Iba todos sobre rieles: el vuelo VS3, que conecta Londres con Nueva York, llevaba 40 minutos en el aire sin problemas técnicos, sin turbulencias indeseables, sin amenazantes tormentas, sin que ningún pajarito hiciese de las suyas… Así las cosas, casi una hora después del despegue el pasado 2 de mayo, el avión y su tripulación se vieron obligados a pegar la vuelta. Y por insólita razón: el copiloto no había completado su formación. El error de la aerolínea británica Virgin Atlantic fue detectado un poquito tarde, mientras el Airbus A330 sobrevolaba Irlanda. De hecho, ni siquiera el propio piloto -cuyo nombre se mantiene bajo reserva- estaba al tanto de que le faltaba “la evaluación final”, acorde a las reglas de la compañía, para validar y completar su entrenamiento.
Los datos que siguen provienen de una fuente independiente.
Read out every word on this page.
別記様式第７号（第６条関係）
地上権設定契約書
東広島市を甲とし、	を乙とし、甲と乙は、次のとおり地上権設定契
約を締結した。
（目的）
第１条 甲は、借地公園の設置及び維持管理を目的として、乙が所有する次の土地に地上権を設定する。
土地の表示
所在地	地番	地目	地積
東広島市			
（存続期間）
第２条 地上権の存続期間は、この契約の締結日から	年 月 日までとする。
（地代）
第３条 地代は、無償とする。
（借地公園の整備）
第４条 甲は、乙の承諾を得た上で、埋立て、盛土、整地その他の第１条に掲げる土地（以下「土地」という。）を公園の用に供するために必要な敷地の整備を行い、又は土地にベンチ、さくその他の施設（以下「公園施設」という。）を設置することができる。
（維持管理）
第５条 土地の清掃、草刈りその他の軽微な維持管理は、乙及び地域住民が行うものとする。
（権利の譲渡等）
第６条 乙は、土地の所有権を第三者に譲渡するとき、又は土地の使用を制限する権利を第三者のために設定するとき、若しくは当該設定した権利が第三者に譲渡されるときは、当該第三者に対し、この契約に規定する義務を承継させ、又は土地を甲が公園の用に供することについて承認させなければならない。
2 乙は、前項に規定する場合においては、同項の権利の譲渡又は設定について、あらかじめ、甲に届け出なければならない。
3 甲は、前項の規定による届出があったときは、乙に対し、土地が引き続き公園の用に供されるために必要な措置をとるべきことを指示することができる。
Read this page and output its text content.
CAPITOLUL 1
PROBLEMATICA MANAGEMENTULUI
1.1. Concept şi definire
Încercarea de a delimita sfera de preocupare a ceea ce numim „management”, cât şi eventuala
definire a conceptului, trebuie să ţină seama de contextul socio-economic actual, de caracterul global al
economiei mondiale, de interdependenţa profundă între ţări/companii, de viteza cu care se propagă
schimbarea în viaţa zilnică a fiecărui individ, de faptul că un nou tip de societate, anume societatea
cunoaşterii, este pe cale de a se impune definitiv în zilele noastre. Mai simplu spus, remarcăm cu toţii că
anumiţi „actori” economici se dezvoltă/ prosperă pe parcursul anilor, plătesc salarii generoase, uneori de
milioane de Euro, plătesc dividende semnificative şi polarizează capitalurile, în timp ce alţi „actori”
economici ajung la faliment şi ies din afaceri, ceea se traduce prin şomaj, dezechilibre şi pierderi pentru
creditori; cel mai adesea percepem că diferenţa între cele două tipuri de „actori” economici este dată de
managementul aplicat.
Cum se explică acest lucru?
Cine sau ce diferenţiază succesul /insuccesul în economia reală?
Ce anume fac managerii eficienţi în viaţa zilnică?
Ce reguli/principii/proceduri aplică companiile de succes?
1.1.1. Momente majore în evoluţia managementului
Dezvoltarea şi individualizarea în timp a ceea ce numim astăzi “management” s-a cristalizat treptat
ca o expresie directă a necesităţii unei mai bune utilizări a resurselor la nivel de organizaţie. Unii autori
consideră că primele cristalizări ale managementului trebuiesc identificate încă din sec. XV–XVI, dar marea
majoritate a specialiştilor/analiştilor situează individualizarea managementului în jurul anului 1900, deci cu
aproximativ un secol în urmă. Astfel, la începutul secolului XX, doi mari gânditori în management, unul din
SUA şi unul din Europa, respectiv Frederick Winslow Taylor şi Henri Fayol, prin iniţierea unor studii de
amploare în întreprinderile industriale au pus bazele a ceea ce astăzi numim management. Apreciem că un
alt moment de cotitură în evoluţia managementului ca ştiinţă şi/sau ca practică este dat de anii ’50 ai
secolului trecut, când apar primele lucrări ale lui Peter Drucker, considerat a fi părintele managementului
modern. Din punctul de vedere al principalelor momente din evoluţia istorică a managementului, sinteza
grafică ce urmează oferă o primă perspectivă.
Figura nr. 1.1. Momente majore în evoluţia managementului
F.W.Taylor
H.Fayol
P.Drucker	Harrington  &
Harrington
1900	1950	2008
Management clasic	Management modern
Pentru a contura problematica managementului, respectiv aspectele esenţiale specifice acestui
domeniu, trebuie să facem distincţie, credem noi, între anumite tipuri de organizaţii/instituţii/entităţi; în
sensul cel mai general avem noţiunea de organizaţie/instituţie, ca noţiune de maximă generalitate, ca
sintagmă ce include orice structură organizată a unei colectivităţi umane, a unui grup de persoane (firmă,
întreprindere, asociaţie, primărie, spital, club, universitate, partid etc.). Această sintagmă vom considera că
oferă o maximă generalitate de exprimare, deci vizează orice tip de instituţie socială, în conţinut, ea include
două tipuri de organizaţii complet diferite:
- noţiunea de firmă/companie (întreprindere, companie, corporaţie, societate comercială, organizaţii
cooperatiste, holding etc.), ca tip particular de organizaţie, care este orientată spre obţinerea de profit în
Una vez que saltó el pifie, la maquina voladora tuvo que regresar al aeropuerto de Heathrow, punto de partida donde la compañía salió raudamente en búsqueda de un reemplazo experimentado para que el vuelo volviera a partir y llegara a buen puerto. Con todos los papeles necesarios, sobra decir. Al parecer no fue tarea sencilla, y sin comerla ni beberla, los pasajeros terminaron padeciendo un retraso de casi 4 horas. ¿Cundió el pánico? En ningún momento. ¿Estuvieron en riesgo? En lo más mínimo, se apresuró a dejar más claro que agua filtrada un vocero de Virgin Atlantic, explicando que los dos pilotos estaban calificados para realizar la faena de acuerdo a las regulaciones de aviación británicas. Fue una cuestión de protocolo interno de la aerolínea, destacaron sobre el atípico caso. No tan atípico, empero, como otros que ha recordado la prensa en estos días, de aviones que debieron regresar a su base por motivos reales, aunque poco creíbles. Circunstancia extraordinaria, por caso, fue la vivida durante 2021 en un vuelo de 100 pasajeros de Londres a Zúrich, de la empresa Swiss, que debió retornar poco después de salir por… un olor nauseabundo a calcetines sucios. O unos años antes, en 2015, el viaje de British Airways que, de camino de Londres a Dubái, pegó la vuelta a media hora de salir porque el olor a heces que salía de los baños de la aeronave era tan insoportable que ni el capitán lo aguantaba. Pormenores, qué decir.